Now lets start with Minimum Spanning Tree. In a connected, undirected, weighted graph with several nodes, a spanning tree is defined as subgraph that connects all the vertices together. A graph can have many spanning trees. One of those spanning tree becomes a minimum spanning tree, if the sum of weights of all edges in that spanning tree is the least compared to the other spanning trees. So in a simple VLSI layout in which we need to connect all nodes, you can very well assert that the minimum spanning tree is the best way to route the different nodes. Minimum spanning tree problem is easy to solve using any of these algorithms.

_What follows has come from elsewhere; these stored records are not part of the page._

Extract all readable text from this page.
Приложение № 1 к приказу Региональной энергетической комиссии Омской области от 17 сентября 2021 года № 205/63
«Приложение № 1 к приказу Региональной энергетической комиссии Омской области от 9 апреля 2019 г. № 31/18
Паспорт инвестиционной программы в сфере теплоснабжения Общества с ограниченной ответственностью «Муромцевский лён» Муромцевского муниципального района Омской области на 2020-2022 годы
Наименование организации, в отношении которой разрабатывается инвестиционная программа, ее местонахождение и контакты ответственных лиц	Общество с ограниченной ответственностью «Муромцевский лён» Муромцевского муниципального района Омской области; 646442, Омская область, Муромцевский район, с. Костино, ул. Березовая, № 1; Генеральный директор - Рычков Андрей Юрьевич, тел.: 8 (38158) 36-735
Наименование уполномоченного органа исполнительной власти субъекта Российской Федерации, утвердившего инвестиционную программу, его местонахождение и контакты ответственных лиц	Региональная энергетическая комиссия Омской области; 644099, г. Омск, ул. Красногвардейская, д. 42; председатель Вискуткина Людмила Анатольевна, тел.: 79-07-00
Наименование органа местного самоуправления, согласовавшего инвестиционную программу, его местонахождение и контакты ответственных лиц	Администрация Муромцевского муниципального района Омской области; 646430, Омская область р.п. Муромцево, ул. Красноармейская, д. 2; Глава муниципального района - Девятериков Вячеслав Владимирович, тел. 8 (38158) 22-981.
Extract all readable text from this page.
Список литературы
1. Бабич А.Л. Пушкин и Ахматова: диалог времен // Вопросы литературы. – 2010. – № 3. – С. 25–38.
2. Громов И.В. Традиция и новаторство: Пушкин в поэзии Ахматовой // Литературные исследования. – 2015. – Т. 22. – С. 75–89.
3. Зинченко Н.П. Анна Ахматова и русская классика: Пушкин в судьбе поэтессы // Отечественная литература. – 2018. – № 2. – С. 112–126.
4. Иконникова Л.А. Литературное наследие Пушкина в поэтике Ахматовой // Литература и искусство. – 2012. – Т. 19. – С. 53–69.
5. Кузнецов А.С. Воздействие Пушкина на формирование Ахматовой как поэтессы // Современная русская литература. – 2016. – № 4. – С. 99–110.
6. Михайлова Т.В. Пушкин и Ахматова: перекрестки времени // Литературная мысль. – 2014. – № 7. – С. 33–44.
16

But in practise, the layout routing is not always that easy. The complication comes when the total number of nodes in the graph is V and there are N nodes, such that N is a subset of V. In such a situation, we have an option to use the nodes that are in V, but not in N, provided it yields a better solution. The minimum spanning tree among the N used nodes is not necessarily the most optimal solution, because using the nodes that are not in N, we could actually create shorter routes. So we have to go for a steiner tree. A Steiner tree is a tree that connects the N nodes in a graph using extra nodes, in an attempt to reduce the total Euclidean length. Solving a Steiner tree problem is not so simple because the Steiner Tree problem is a NP-complete problem. Under certain circumstances the problem can be solved in polynomial time, but in general heuristics-based algorithm has to be used. To get more details about Steiner Tree problem, please refer to this book. A typical VLSI layout will have V nodes in which only N needs to be connected, although you can use all the V nodes to ensure shortest routing. So Steiner Tree Problem is more similar to VLSI routing than the spanning tree problem.
There is another practical factor that we overlooked in the previous paragraph. In VLSI routing, we cannot simply take any arbitrary route to connect two nodes. In other words, the shortest route between two nodes is not necessarily the line connecting them. This is because once the placement is over, the routing is allowed only through the rectilinear grid in between the cells. So the problem to solve is not really Steiner Tree, but a rectilinear Steiner Tree. So in a VLSI layout, given a set of terminal, the rectilinear Steiner minimum tree interconnects all the terminals through some additional nodes.
But as the size of the chip reduces, as we move from micrometer scale design to nanometer scale design, new problems crop up. The VLSI routing in a nanometer design has to consider various obstacles like power lines, pre-routed nets, jumpers, etc. As a result, an obstacle avoiding rectilinear steiner minimal tree (OARSMT) has become an important problem in recent years. The first practical approach of OARSMT was present in the name of FORst approach in 2004. Since then there has been a lot of interesting heuristics and approximations to solve this problem. In another wonkish post, I would explain FORst and recent developments to optimize OARSMT solution in another wonkish post.